Five Egyptian Pieces

By | 1 August 2014

Alexandria

Think of the village baby.
A scene of adventure – the dream of Europe.
The eyes of marching armies fostered perplexity
that marred all its books and intellectuals
and opened their minds to the encyclopaedia of algebra
and carmine bear remembrances.
The tumult of the bears has maintained the fear.


Cairo

Ladies choose a country to call symbolic,
uncertain of which temptation to desire,
the theatre of maiming, the pain,
the poets, the verses frozen,
aware of the men and women of this road,
the cradle impossible to forget: our origins.
The Mediterranean exploits of Herodotus
spread to both of the memory vaults.
The stone murmurs our common heritage.


     Giza

We know the imagination of letters,
the country of hanging gardens, this
speaks to us. We are bound by its women,
children play with hope. The transparent work
without play is reported missing.
The expert should like food.
Ladies are prepared to become rich
despite the clangour of morality.


Luxor

In our shelter, harm depends on a fresh chance
for decadence.

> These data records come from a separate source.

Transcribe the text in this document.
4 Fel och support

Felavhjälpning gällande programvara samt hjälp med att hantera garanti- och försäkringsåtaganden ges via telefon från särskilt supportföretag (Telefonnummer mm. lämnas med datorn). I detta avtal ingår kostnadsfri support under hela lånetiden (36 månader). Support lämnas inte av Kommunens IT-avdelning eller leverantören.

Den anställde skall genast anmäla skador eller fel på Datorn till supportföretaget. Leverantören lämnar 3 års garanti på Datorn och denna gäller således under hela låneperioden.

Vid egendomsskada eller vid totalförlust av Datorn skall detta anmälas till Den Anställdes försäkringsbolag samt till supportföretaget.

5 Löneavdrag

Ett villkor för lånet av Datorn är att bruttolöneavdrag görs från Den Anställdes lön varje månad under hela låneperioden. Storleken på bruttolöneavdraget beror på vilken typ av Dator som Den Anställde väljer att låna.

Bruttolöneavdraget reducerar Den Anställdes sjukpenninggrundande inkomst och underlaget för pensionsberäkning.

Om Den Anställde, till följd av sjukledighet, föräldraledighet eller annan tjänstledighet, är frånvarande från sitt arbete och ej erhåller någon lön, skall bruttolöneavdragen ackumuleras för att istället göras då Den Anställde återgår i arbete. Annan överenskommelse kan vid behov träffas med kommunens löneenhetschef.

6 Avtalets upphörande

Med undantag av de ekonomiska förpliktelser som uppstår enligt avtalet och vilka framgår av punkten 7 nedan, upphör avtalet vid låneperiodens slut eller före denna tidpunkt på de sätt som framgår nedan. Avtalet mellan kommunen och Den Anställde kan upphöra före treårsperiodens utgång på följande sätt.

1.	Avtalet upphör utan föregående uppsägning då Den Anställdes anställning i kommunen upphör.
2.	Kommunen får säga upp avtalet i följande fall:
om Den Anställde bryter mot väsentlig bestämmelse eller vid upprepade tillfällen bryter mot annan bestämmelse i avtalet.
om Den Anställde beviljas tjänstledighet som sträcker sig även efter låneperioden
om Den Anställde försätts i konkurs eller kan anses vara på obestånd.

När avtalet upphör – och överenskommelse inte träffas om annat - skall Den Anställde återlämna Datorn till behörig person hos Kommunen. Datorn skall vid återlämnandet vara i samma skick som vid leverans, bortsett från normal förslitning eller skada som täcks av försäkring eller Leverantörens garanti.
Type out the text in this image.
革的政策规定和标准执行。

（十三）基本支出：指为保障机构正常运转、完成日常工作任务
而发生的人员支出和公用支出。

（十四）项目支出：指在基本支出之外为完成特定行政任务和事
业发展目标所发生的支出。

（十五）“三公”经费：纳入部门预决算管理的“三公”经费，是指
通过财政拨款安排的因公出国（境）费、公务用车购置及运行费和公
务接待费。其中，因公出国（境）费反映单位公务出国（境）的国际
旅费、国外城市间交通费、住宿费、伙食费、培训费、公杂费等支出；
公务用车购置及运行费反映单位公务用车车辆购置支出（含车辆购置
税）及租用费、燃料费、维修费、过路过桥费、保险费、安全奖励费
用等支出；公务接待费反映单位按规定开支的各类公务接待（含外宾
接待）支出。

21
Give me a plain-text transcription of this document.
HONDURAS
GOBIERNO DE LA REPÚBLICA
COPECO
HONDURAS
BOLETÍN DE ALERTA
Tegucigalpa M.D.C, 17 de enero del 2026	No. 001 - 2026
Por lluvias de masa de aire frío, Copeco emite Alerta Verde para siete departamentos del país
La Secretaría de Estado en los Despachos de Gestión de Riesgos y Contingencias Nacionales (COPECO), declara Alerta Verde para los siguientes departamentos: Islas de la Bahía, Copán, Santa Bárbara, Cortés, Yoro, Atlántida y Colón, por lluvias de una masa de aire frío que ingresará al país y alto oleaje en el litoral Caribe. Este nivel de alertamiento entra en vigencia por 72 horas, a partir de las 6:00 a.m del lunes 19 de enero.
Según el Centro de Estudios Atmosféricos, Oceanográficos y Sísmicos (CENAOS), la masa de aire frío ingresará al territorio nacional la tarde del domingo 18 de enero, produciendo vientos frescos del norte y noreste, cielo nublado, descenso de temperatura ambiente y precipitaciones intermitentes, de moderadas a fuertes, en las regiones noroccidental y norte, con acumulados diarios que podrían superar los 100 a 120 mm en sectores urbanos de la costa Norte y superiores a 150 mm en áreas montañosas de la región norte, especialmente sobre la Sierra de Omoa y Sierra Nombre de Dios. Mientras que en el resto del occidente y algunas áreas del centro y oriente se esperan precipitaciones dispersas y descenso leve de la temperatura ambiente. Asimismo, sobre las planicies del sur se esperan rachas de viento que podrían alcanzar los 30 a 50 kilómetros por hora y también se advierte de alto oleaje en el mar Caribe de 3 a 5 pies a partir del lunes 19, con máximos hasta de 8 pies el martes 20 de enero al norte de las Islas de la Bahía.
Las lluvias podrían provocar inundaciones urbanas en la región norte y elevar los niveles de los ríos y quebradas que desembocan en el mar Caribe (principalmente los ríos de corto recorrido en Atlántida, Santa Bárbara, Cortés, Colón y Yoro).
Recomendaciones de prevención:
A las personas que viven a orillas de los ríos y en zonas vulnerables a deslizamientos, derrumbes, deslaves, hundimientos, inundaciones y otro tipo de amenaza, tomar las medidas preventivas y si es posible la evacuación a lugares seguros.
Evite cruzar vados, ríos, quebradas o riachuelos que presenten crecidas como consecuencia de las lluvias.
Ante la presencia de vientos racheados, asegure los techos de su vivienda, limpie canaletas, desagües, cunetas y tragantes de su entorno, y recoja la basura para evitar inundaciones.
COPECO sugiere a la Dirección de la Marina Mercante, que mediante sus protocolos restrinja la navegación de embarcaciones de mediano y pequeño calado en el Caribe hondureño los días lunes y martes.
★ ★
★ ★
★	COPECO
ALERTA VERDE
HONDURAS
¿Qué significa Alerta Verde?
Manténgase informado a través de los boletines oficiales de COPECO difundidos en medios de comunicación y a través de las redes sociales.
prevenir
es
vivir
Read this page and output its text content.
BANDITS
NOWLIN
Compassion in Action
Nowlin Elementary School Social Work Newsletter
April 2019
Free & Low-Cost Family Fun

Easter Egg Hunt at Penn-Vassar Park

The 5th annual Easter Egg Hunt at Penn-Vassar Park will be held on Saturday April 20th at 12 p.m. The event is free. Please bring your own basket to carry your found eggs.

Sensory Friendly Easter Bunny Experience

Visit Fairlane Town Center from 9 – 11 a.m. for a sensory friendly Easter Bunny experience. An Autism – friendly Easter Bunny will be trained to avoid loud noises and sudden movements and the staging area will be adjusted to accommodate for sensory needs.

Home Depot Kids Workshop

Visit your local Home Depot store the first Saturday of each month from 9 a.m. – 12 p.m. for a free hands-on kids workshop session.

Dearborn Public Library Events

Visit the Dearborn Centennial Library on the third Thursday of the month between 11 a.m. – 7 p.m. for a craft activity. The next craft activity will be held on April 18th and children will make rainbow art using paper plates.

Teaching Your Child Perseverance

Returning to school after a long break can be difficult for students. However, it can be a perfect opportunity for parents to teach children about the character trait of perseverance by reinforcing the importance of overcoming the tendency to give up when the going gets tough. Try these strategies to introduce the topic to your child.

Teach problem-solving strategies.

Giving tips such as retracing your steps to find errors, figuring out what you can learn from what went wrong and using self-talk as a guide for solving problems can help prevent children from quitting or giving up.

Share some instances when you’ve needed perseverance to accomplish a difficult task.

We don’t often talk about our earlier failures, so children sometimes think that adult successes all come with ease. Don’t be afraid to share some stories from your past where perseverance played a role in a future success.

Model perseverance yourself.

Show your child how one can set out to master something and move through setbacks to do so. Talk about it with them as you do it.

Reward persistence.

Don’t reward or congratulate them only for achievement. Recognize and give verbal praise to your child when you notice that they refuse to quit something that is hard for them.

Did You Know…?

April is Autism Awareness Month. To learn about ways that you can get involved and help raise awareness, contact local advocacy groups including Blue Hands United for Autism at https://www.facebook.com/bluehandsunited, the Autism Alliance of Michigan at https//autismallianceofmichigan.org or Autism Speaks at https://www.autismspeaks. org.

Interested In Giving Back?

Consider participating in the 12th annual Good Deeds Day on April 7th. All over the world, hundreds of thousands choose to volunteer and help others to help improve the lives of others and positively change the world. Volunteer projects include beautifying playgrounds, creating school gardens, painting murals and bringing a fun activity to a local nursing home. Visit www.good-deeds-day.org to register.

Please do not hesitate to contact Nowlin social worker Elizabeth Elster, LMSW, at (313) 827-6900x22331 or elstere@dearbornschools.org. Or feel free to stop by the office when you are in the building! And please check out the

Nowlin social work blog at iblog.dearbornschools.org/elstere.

We have toyed with nostalgia,
and vengeance is a blind alley.
Am I not ancient? We wish to spread
a host of luxuriant factors for play.

We need her rich experience and feelings of despair.
It intensifies the suffering.
There has never been such abomination.
Each road must be ripe for the sad future,
embracing water and the thirst for travel.


     Thebes

The joint will lend an ear
to the consciousness.
It would lag behind concrete,
for the sad future is embracing water
and the thirst for travel.

Act, think about the pool, these fields.
Relax: go further to the shore,
create a stimulant for our partners.
A high-level personality means breathing.
Our neighbours must be separated.


These five poems are derived from the official English translation of a speech by French Foreign Minister
D. De Villepin in Cairo, Egypt, 2003 (Visit to Egypt: speech by Mr Domenique de Villepin, Minister of Foreign
Affairs for France, Cairo, 12 April 2003: ‘The Mediterranean World and the Middle East’.) In the case of each
poem, most of the words of M Villepin’s speech were removed, and the remainder made up the poem.